Diğer taraftan, bugün 60 ila 80 yaş arasındaki orta yaşlılar, kendi hayat beklentilerinin de uzadıklarının farkındalar ve ellerindeki birikimlerin onları kaç yıl daha idare edeceği konusunda net bir fikre sahip değiller. Varlık değerlerini sürekli kemiren enflasyon, giderek artan sağlık giderleri, finansal risk alma iştahının azalması gibi sebepler ile servetlerini bir veya iki sonraki nesle yaşarken devretme konusunda tutuk davranıyorlar. Buna ‘uzun yaşama riski’ diyorum. Bu risk dolayısı ile servet transferleri planlı, hedefli ve düzenli bir şekilde yapılmıyor. Bilakis, hep son anda iş işten geçtikten sonra ve genellikle kavgalı bir şekilde yapılmak durumunda kalınıyor.
Çok sayıda güzide şirket, aile veya ortaklar arasındaki paylaşım kavgalarından dolayı büyüyemiyor hatta faaliyetini durdurmak zorunda kalabiliyor. Bu sonucun bir diğer yansıması ise hayır işlerine yönelik tasarrufları etkiliyor: serveti yaratan neslin kurucu babaları göçünce o serveti devralan yeni nesil hayır işlerinde de maalesef sınıfta kalıyor.

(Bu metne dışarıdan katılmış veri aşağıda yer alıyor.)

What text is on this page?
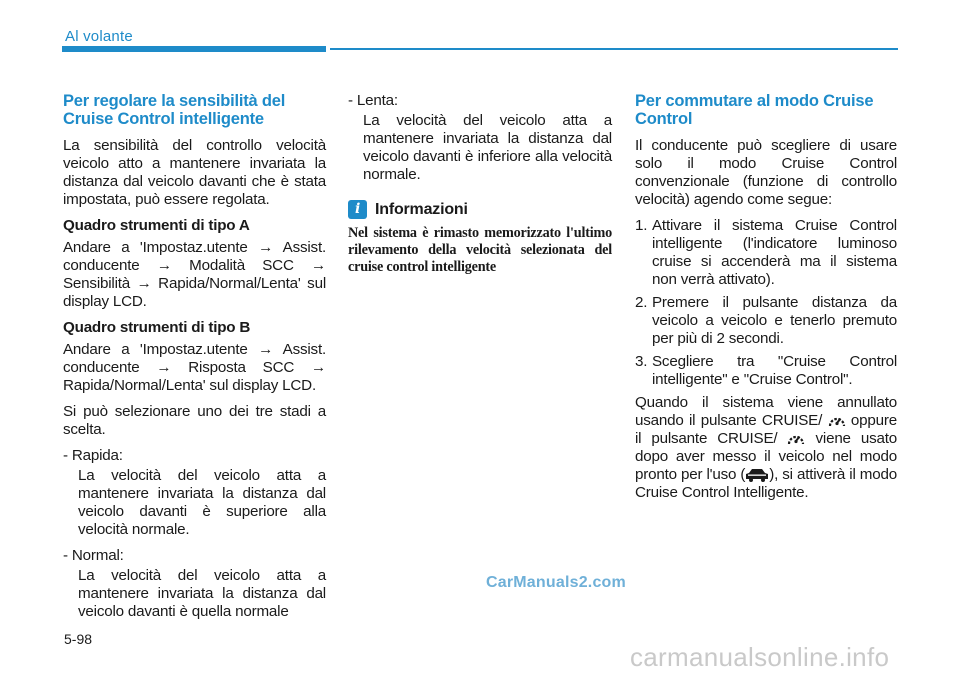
Al volante
Per regolare la sensibilità del Cruise Control intelligente

La sensibilità del controllo velocità veicolo atto a mantenere invariata la distanza dal veicolo davanti che è stata impostata, può essere regolata.

Quadro strumenti di tipo A

Andare a 'Impostaz.utente → Assist. conducente → Modalità SCC → Sensibilità → Rapida/Normal/Lenta' sul display LCD.

Quadro strumenti di tipo B

Andare a 'Impostaz.utente → Assist. conducente → Risposta SCC → Rapida/Normal/Lenta' sul display LCD.

Si può selezionare uno dei tre stadi a scelta.

- Rapida:
La velocità del veicolo atta a mantenere invariata la distanza dal veicolo davanti è superiore alla velocità normale.
- Normal:
La velocità del veicolo atta a mantenere invariata la distanza dal veicolo davanti è quella normale
- Lenta:
La velocità del veicolo atta a mantenere invariata la distanza dal veicolo davanti è inferiore alla velocità normale.
i Informazioni

Nel sistema è rimasto memorizzato l'ultimo rilevamento della velocità selezionata del cruise control intelligente

Per commutare al modo Cruise Control

Il conducente può scegliere di usare solo il modo Cruise Control convenzionale (funzione di controllo velocità) agendo come segue:

1. Attivare il sistema Cruise Control intelligente (l'indicatore luminoso cruise si accenderà ma il sistema non verrà attivato).
2. Premere il pulsante distanza da veicolo a veicolo e tenerlo premuto per più di 2 secondi.
3. Scegliere tra "Cruise Control intelligente" e "Cruise Control".

Quando il sistema viene annullato usando il pulsante CRUISE/ oppure il pulsante CRUISE/	viene usato dopo aver messo il veicolo nel modo pronto per l'uso ( ), si attiverà il modo Cruise Control Intelligente.

CarManuals2.com
5-98
carmanualsonline.info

Özetle, gelmesi beklenen servet transferinin büyüklüğü bu alanda ciddi bir kurumsallaşma ihtiyacı olduğunu ve profesyonel danışmanlık hizmetlerinin artması gerektiğini düşündürüyor. Ülkemizdeki sistem, servet sahibi göçtükten sonra varisler arasında adil paylaşım hedefine odaklı olarak dizayn edilmiş. İntikal vergisi, öldükten sonra yarıya iniyor. Tersi olmalı. Vakıf kurulumu dışında servetleri uzun süreli muhafaza edebilmenin fazlaca bir mekanizması bulunmuyor. Oysa, “trust” mekanizmaları kurulabilmeli, vasiyete göre servetlerin hayır işlerine yönlendirilebilme olanakları genişletilmeli. Emeklilikle ilgili finansal planlama yapılarak üst neslin ‘ihtiyaç fazlası’ servetinin, en azından kısmen, sonraki nesillere vergisiz ve kolaylıkla devredilerek ekonomiye kazandırılmasına özen gösterilmeli.
Buna karşılık, aile varlıklarını yönetme sorumluluğunun bir gün kendilerine geçeceği bilinci ile, gençler de erken evvelde ebeveyn ve büyüklerinin öğretileri ile birikim oluşturulma, tasarruf, yatırım, şirket idaresi, hayır işlerine yatırım gibi konularda kendilerini geliştirmeli.
Bunlar gerçekleşmediği takdirde, “vatandaşları için” her gün daha fazla borca giren kamu yönetimlerinin gelmekte olan servet tsunamisinden daha büyük pay almak için düzenlemeler yapacağına kesin gözü ile bakabiliriz.